To business he reminded himself.
He crouched lower in the branch and surveyed the ground, using all of his senses at once. Nothing smelt human; he knew that as he had the residents of Haven to compare with. His continued staring at the ground, eventually yielded indentations. Although he couldn’t put a name to any of the creatures, he recognised them all. The little girl hadn’t passed this way.
He climbed higher and raised his head to look in every direction only seeing the spreading green of the trees’ natural canopy. Two creatures fought over a female, their shrieks nearby. They hadn’t seen her; he knew that. These creatures ate meat and seemed otherwise preoccupied. Harmless chants of birds and scratching in the earth of smaller animals came to him; nothing that would harm her. Something touted over the valley; distant. Brad would have ignored the Yeboro, except he could distinguish the different emotional pitches. He detected a threat, not a challenge, but a warning, borne of frustration. Could it have found a meal which eluded the beast for now?

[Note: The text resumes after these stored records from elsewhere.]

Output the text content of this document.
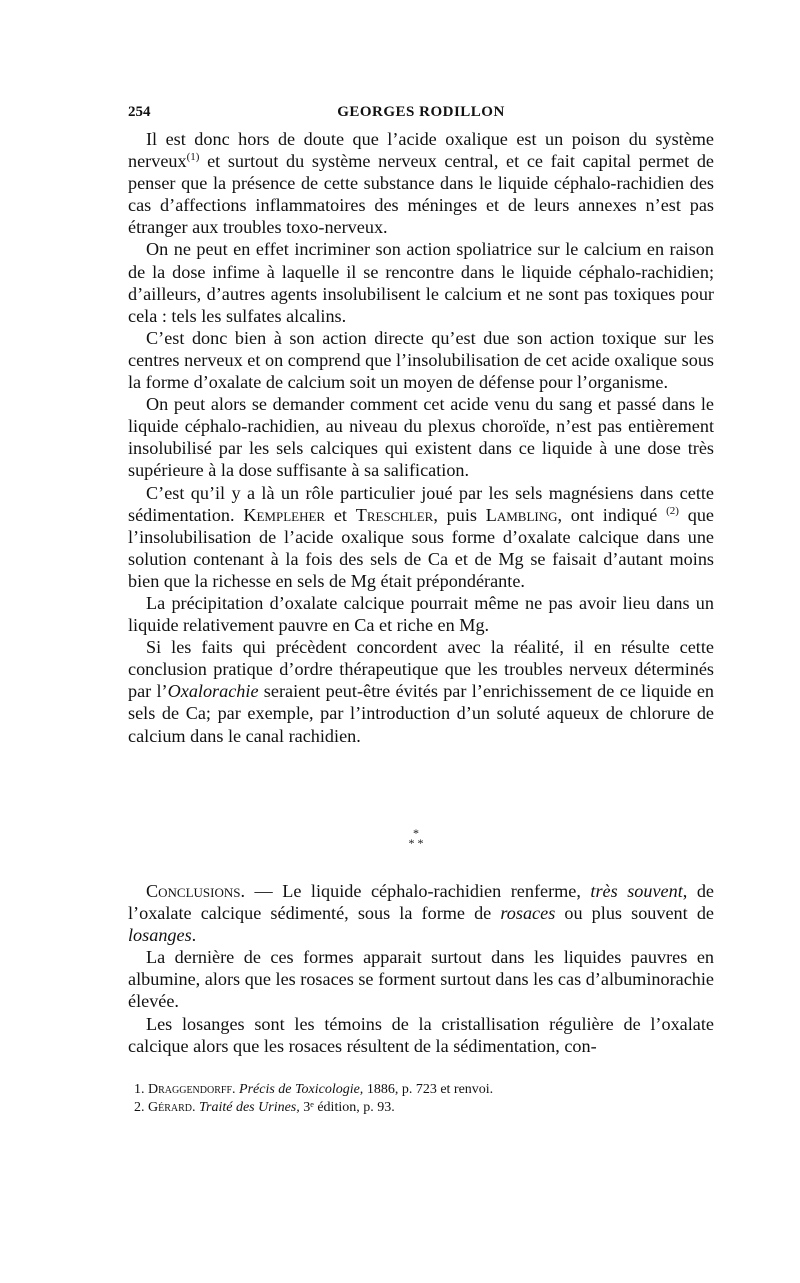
254	GEORGES RODILLON

Il est donc hors de doute que l’acide oxalique est un poison du système nerveux$^{(1)}$ et surtout du système nerveux central, et ce fait capital permet de penser que la présence de cette substance dans le liquide céphalo-rachidien des cas d’affections inflammatoires des méninges et de leurs annexes n’est pas étranger aux troubles toxo-nerveux.

On ne peut en effet incriminer son action spoliatrice sur le calcium en raison de la dose infime à laquelle il se rencontre dans le liquide céphalo-rachidien; d’ailleurs, d’autres agents insolubilisent le calcium et ne sont pas toxiques pour cela : tels les sulfates alcalins.

C’est donc bien à son action directe qu’est due son action toxique sur les centres nerveux et on comprend que l’insolubilisation de cet acide oxalique sous la forme d’oxalate de calcium soit un moyen de défense pour l’organisme.

On peut alors se demander comment cet acide venu du sang et passé dans le liquide céphalo-rachidien, au niveau du plexus choroïde, n’est pas entièrement insolubilisé par les sels calciques qui existent dans ce liquide à une dose très supérieure à la dose suffisante à sa salification.

C’est qu’il y a là un rôle particulier joué par les sels magnésiens dans cette sédimentation. Kempleher et Treschler, puis Lambling, ont indiqué $^{(2)}$ que l’insolubilisation de l’acide oxalique sous forme d’oxalate calcique dans une solution contenant à la fois des sels de Ca et de Mg se faisait d’autant moins bien que la richesse en sels de Mg était prépondérante.

La précipitation d’oxalate calcique pourrait même ne pas avoir lieu dans un liquide relativement pauvre en Ca et riche en Mg.

Si les faits qui précèdent concordent avec la réalité, il en résulte cette conclusion pratique d’ordre thérapeutique que les troubles nerveux déterminés par l’Oxalorachie seraient peut-être évités par l’enrichissement de ce liquide en sels de Ca; par exemple, par l’introduction d’un soluté aqueux de chlorure de calcium dans le canal rachidien.

*
* *

Conclusions. — Le liquide céphalo-rachidien renferme, très souvent, de l’oxalate calcique sédimenté, sous la forme de rosaces ou plus souvent de losanges.

La dernière de ces formes apparait surtout dans les liquides pauvres en albumine, alors que les rosaces se forment surtout dans les cas d’albuminorachie élevée.

Les losanges sont les témoins de la cristallisation régulière de l’oxalate calcique alors que les rosaces résultent de la sédimentation, con-

1. Draggendorff. Précis de Toxicologie, 1886, p. 723 et renvoi.

2. Gérard. Traité des Urines, 3ᵉ édition, p. 93.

Brad ran and dived onto the lower branch of a neighbouring tree. He cursed as the AI in his feet claws automatically latched on to stop him wavering. His sense of balance had largely abandoned him, making for slower progress. With more focused steps, he ran, skipped, and jumped through the trees looking for the Yeboro. Several times, he had to stop to catch his breath in huge gulps before spurring himself on. Chances are, the beast hadn’t found the little girl, but he couldn’t take that risk. Above all else, he had to reach her before the beast did.
On one of his stops, he waited, forcing himself to take regulated breaths. It became hard to separate sounds above his panting. He took in the surrounding sounds.